How many times have you had an unexpected guest drop by and all of a sudden it turns into an hour plus long “catch up” session? More importantly, how many times have you been the perfect gracious hostess – “Let me pull out some snacks!” – only to remember you really need to go grocery shopping. Basically the options you’re down to are box-o-raisins or asparagus.
Here’s your solution: stock up and always keep these grocery items on hand.
My husband Chris and I have finally reached that peak adulthood moment where we actually have a few people we like who stop by unannounced. Being the feeders we are, we always like to have snacks on hand. Snacks always make hanging out more fun. Over the past few years, combined with the work we do food styling and photographing food, we’ve gotten pretty darn good at figuring out a system for no-fail entertaining.
Let me be clear: this is not a dinner party. This is a let’s snack on things situation, so don’t get all upset that there are limited vegetables or it’s ‘unbalanced’. Eat your cheese and be happy, Nancy.
I think a successful drop-in snack boils down to two categories: sweet or salty. For savory and salty, our go to is a cheeseboard. But a more accurate name we call it is a ‘snackcuterie’ platter. If you’re going for sweet, you’ve got a bounty of fast fix options. And the best part? You can make both work by keeping a few things in your pantry, fridge or freezer.

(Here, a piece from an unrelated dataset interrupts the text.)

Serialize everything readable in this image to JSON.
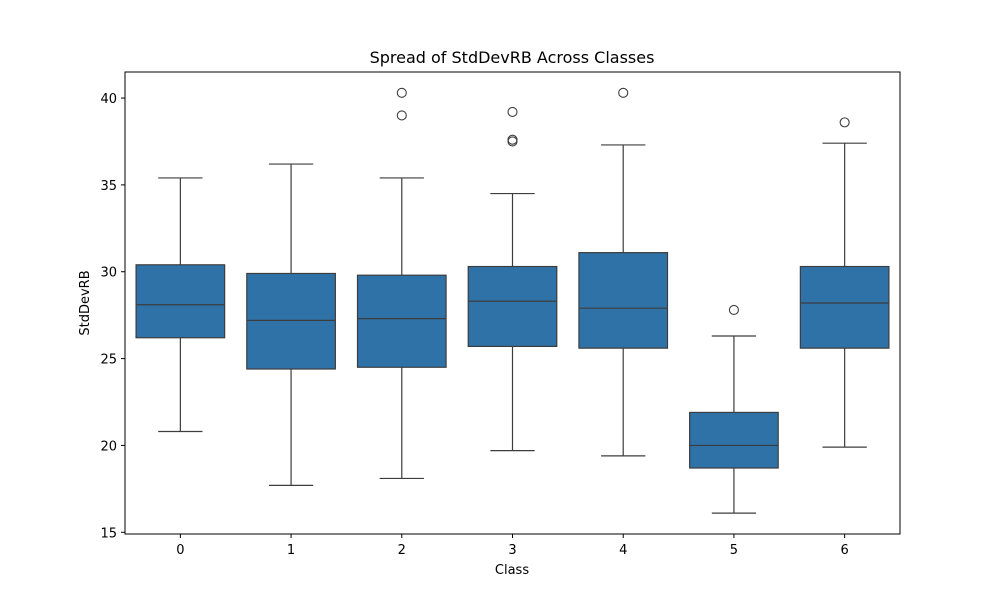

Before we dive into the grocery list, let’s get set up for success with supplies. A good platter will take you very, very far. You can use it for seated dinners, football watch parties, and for instant entertaining needs. A platter can be a marble cutting board, a shallow large bowl or a very large plate. Use your personality and find one you love!
For the best snacking success, items that don’t require forks, knives or spoons are idea. Cocktail picks make great semi-forks for ‘snackcuterie’ board items like artichoke hearts that just are not finger worthy. There are so many beautiful cocktail picks on the market these days (no more basic toothpicks with funny frills on top!). I’ve seen everything from beautiful gold tone bees to simple copper circles that I adore.
Lastly, small bowls and plates will take you so far. Small bowls contain savory items like nuts, pickles and more, or even small scoops of ice cream. A small plate can serve as a landing pad for crostini, olive pits or a freshly baked cookie. The fun thing about any of these supplies is that they can be totally different from your matching kitchen dishware. Have fun!
Salty: A “snackcuterie” board.
- A pickled item: From peppadew peppers to cornichons, okra to beets, something acidic will cut through heavier items.
- A cheese: Feta, aged cheddar, brie or burrata, you can easily work around whatever is on hand. A solid set of cheese knives means you can pull as many as you need for as many cheeses as you are serving.
- Aged meat: I’ve been sent caribou smoked and aged sausage from my cousin in Alaska, and it was the perfect long lasting meat (don’t knock it ’til you try it). While there are lots of salty, aged meats to choose from, the nice thing is they last a while in the fridge if unopened. If it’s “guest drop in season”, I’d say it isn’t such a bad idea to pick some up once or twice a month and use as needed. No guests = solid snack situation for you.
- Fruit: Honestly this is the easiest one. You can play so much with seasonality here. In winter you can use citrus or dried fruit. In spring, strawberries always appear for me. Summer is when I bust out the melon or stone fruit. Fall? Apples always.
- A spread: Now’s your chance to clear out your pantry or be creative. If you’ve got a random mango chutney jar, it’s actually pretty delicious with a brie in my opinion. Use jams, or whatever you want to get rid of.
- Bread, crackers or a ‘surface’: Easy to keep in the pantry, stock up on at Costco, or use up the leftovers from your local bakery.
- Extras: nuts, chocolate, or whatever else you can sprinkle in the mix!
- Frozen Cookies: This can go one of two ways. You can either make a frozen log of cookie dough and slice/bake off as needed (HELLO, fresh baked cookies?!) or you can bake a batch of cookies, freeze on a baking sheet flat and then bag in an airtight vessel. Just reheat and you’re good to go!
- Frozen Croissants: Okay, hear me out. You can either buy them at your bakery and freeze like the cookies and bag, or you can make your own that you can bake off frozen. There’s also an in-between of raiding the Freezer aisle at Trader Joe’s. Serve with a variety of spreads and bask in the glorious scent of pastry to the sound of compliments.